Right now there are 7 ways you can find and launch an App in Windows 10.
- Open Start (Tablet Mode) and hit the All Apps icon, then scroll through all your apps to find your App.
- Open Start (Standard, with App list visible) then scroll through all your apps to find your App.
- Tap on the Windows button and start typing to search for your App.
- Tap on the Search icon on the taskbar and begin typing to search for your App.
- Open File Explorer and navigate to the App’s location somewhere in the file system to find your App.
- Open File Explorer and enter the name of your App in the search field to find your App.
- When installing a new App from the web like an .exe file, the App creates a shortcut on your desktop that you can launch your App from.
Yes, that is a lot of different ways to do the same thing, but could Microsoft simplify it? Sure, Microsoft just needs to see the merit in killing the Start Menu off. Below we will lay out some reasons to do so.
Why should Microsoft Kill off the Start Menu?
- Hardly anyone uses it, fewer people customize it, according to Microsoft.
- The Apps list and Start Menu are duplicating efforts and confusing users.
- Windows 10X uses one place where apps live, tap the Windows icon and you are presented with your top apps, then tap ‘See All’ to see the entire apps list, while this method is simpler, it still requires more than one tap to see all your apps.
What is the alternative approach?
Windows had an app launcher even before the modern start menu.
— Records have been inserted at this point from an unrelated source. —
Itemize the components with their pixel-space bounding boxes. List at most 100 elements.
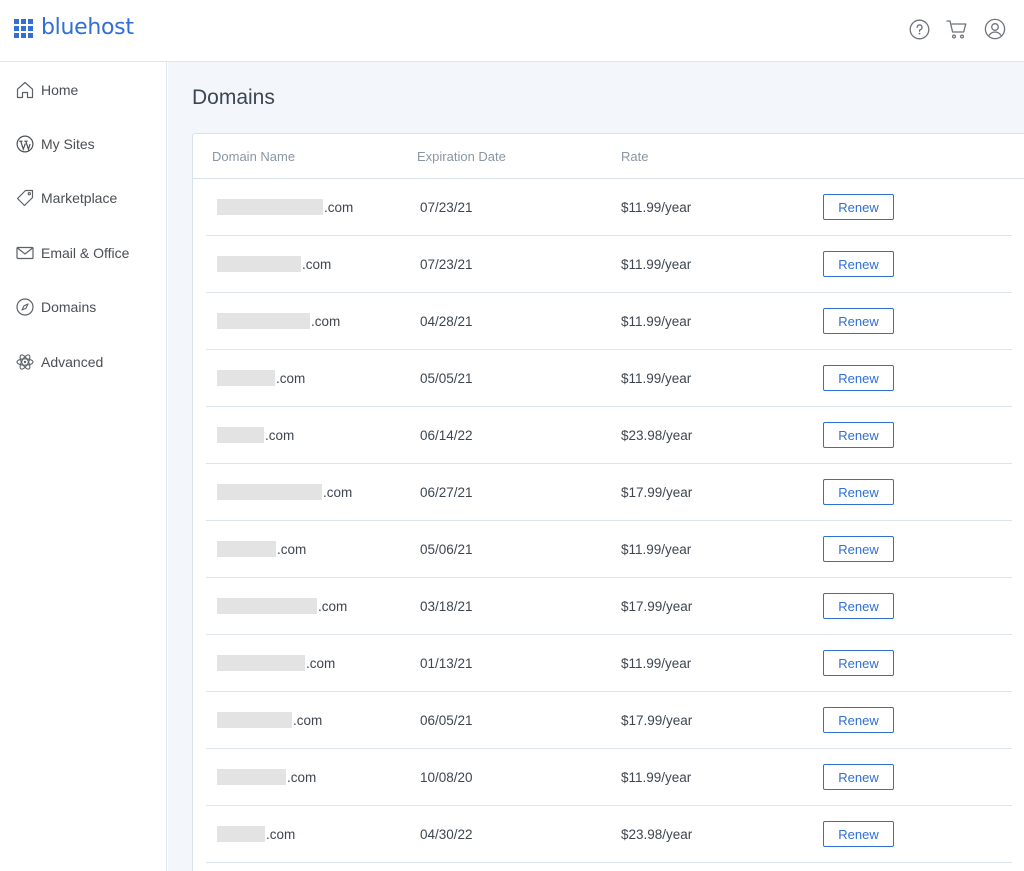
column-header-expiration-date[interactable]: Expiration Date	[417, 149, 506, 164]
renew-button[interactable]: Renew	[823, 308, 894, 334]
redacted-domain	[217, 541, 276, 557]
expiration-date-cell: 04/30/22	[420, 826, 473, 842]
renew-button[interactable]: Renew	[823, 536, 894, 562]
help-icon[interactable]	[908, 18, 930, 40]
expiration-date-cell: 06/05/21	[420, 712, 473, 728]
rate-cell: $17.99/year	[621, 598, 693, 614]
sidebar-item-domains[interactable]: Domains	[15, 295, 96, 319]
sidebar: Home My Sites Marketplace Email & Office…	[0, 62, 167, 871]
sidebar-item-label: Marketplace	[41, 190, 118, 206]
renew-button[interactable]: Renew	[823, 593, 894, 619]
compass-icon	[15, 297, 35, 317]
sidebar-item-label: My Sites	[41, 136, 95, 152]
table-row: .com 04/30/22 $23.98/year Renew	[206, 806, 1012, 863]
account-icon[interactable]	[984, 18, 1006, 40]
sidebar-item-my-sites[interactable]: My Sites	[15, 132, 95, 156]
tag-icon	[15, 188, 35, 208]
rate-cell: $11.99/year	[621, 313, 692, 329]
mail-icon	[15, 243, 35, 263]
sidebar-item-home[interactable]: Home	[15, 78, 78, 102]
table-row: .com 10/08/20 $11.99/year Renew	[206, 749, 1012, 806]
redacted-domain	[217, 712, 292, 728]
sidebar-item-label: Home	[41, 82, 79, 98]
domain-name-cell[interactable]: .com	[217, 578, 347, 634]
redacted-domain	[217, 655, 305, 671]
table-row: .com 05/06/21 $11.99/year Renew	[206, 521, 1012, 578]
domain-name-cell[interactable]: .com	[217, 749, 316, 805]
domain-name-cell[interactable]: .com	[217, 179, 353, 235]
expiration-date-cell: 06/27/21	[420, 484, 473, 500]
column-header-rate[interactable]: Rate	[621, 149, 648, 164]
domains-table: Domain Name Expiration Date Rate .com 07…	[192, 133, 1024, 871]
domain-suffix: .com	[323, 484, 353, 500]
expiration-date-cell: 05/06/21	[420, 541, 473, 557]
rate-cell: $11.99/year	[621, 256, 692, 272]
domain-name-cell[interactable]: .com	[217, 464, 352, 520]
domain-suffix: .com	[266, 826, 296, 842]
table-row: .com 06/14/22 $23.98/year Renew	[206, 407, 1012, 464]
wordpress-icon	[15, 134, 35, 154]
sidebar-item-label: Advanced	[41, 354, 104, 370]
table-row: .com 07/23/21 $11.99/year Renew	[206, 236, 1012, 293]
top-bar: bluehost	[0, 0, 1024, 62]
renew-button[interactable]: Renew	[823, 650, 894, 676]
domain-suffix: .com	[306, 655, 336, 671]
renew-button[interactable]: Renew	[823, 479, 894, 505]
domain-suffix: .com	[293, 712, 323, 728]
redacted-domain	[217, 256, 301, 272]
expiration-date-cell: 07/23/21	[420, 199, 473, 215]
renew-button[interactable]: Renew	[823, 251, 894, 277]
main-content: Domains Domain Name Expiration Date Rate…	[168, 62, 1024, 871]
page-title: Domains	[192, 86, 275, 109]
rate-cell: $23.98/year	[621, 826, 693, 842]
domain-suffix: .com	[311, 313, 341, 329]
sidebar-item-marketplace[interactable]: Marketplace	[15, 186, 117, 210]
atom-icon	[15, 352, 35, 372]
rate-cell: $11.99/year	[621, 199, 692, 215]
renew-button[interactable]: Renew	[823, 194, 894, 220]
cart-icon[interactable]	[946, 18, 968, 40]
domain-name-cell[interactable]: .com	[217, 692, 322, 748]
expiration-date-cell: 03/18/21	[420, 598, 473, 614]
sidebar-item-label: Domains	[41, 299, 97, 315]
column-header-domain-name[interactable]: Domain Name	[212, 149, 295, 164]
redacted-domain	[217, 484, 322, 500]
bluehost-logo[interactable]: bluehost	[14, 14, 134, 42]
domain-name-cell[interactable]: .com	[217, 521, 306, 577]
expiration-date-cell: 04/28/21	[420, 313, 473, 329]
table-row: .com 04/28/21 $11.99/year Renew	[206, 293, 1012, 350]
domain-name-cell[interactable]: .com	[217, 293, 340, 349]
redacted-domain	[217, 199, 323, 215]
domain-suffix: .com	[265, 427, 295, 443]
domain-suffix: .com	[277, 541, 307, 557]
table-row: .com 03/18/21 $17.99/year Renew	[206, 578, 1012, 635]
renew-button[interactable]: Renew	[823, 764, 894, 790]
renew-button[interactable]: Renew	[823, 365, 894, 391]
renew-button[interactable]: Renew	[823, 821, 894, 847]
rate-cell: $11.99/year	[621, 655, 692, 671]
table-header: Domain Name Expiration Date Rate	[193, 134, 1024, 179]
rate-cell: $23.98/year	[621, 427, 693, 443]
renew-button[interactable]: Renew	[823, 422, 894, 448]
expiration-date-cell: 05/05/21	[420, 370, 473, 386]
expiration-date-cell: 07/23/21	[420, 256, 473, 272]
expiration-date-cell: 10/08/20	[420, 769, 473, 785]
redacted-domain	[217, 769, 286, 785]
rate-cell: $11.99/year	[621, 769, 692, 785]
table-row: .com 06/27/21 $17.99/year Renew	[206, 464, 1012, 521]
redacted-domain	[217, 826, 265, 842]
renew-button[interactable]: Renew	[823, 707, 894, 733]
redacted-domain	[217, 427, 264, 443]
domain-name-cell[interactable]: .com	[217, 806, 295, 862]
domain-suffix: .com	[324, 199, 354, 215]
logo-text: bluehost	[41, 15, 134, 40]
domain-name-cell[interactable]: .com	[217, 350, 305, 406]
sidebar-item-email-office[interactable]: Email & Office	[15, 241, 129, 265]
domain-name-cell[interactable]: .com	[217, 407, 294, 463]
redacted-domain	[217, 370, 275, 386]
sidebar-item-advanced[interactable]: Advanced	[15, 350, 103, 374]
table-row: .com 07/23/21 $11.99/year Renew	[206, 179, 1012, 236]
domain-suffix: .com	[302, 256, 332, 272]
domain-name-cell[interactable]: .com	[217, 236, 331, 292]
domain-name-cell[interactable]: .com	[217, 635, 335, 691]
When you installed a new app it would place an icon on your desktop that you could click to launch an app. We even still have a great way to hide all of those icons, the ‘Show/Hide Desktop’ button on the right edge of the taskbar.
I know what you are thinking, but those arrows look hideous. Well in this alternative approach all of your Apps would be displayed on you desktop (without the arrows of course).
Won’t that looks messy you say, yes it would. The solution would be to utilize the ‘Show/Hide Desktop’ function in the new Windows button.
When you have a Browser window open just hit the new Windows button to see your Apps, if you want to see the desktop then tap the new Windows button again. This would hide your apps till you hit the new Windows button again.
Whatever you left it as is what it would show you the next time you hit the new Windows button. So if you have a blank desktop and want to launch an app > just tap the new Windows button and your apps will appear > launch your app > use your app > then hit the new Windows button and it will remember what it showed last (which was your apps) > hit it again then you will see you bare desktop. In practice this would be very simple.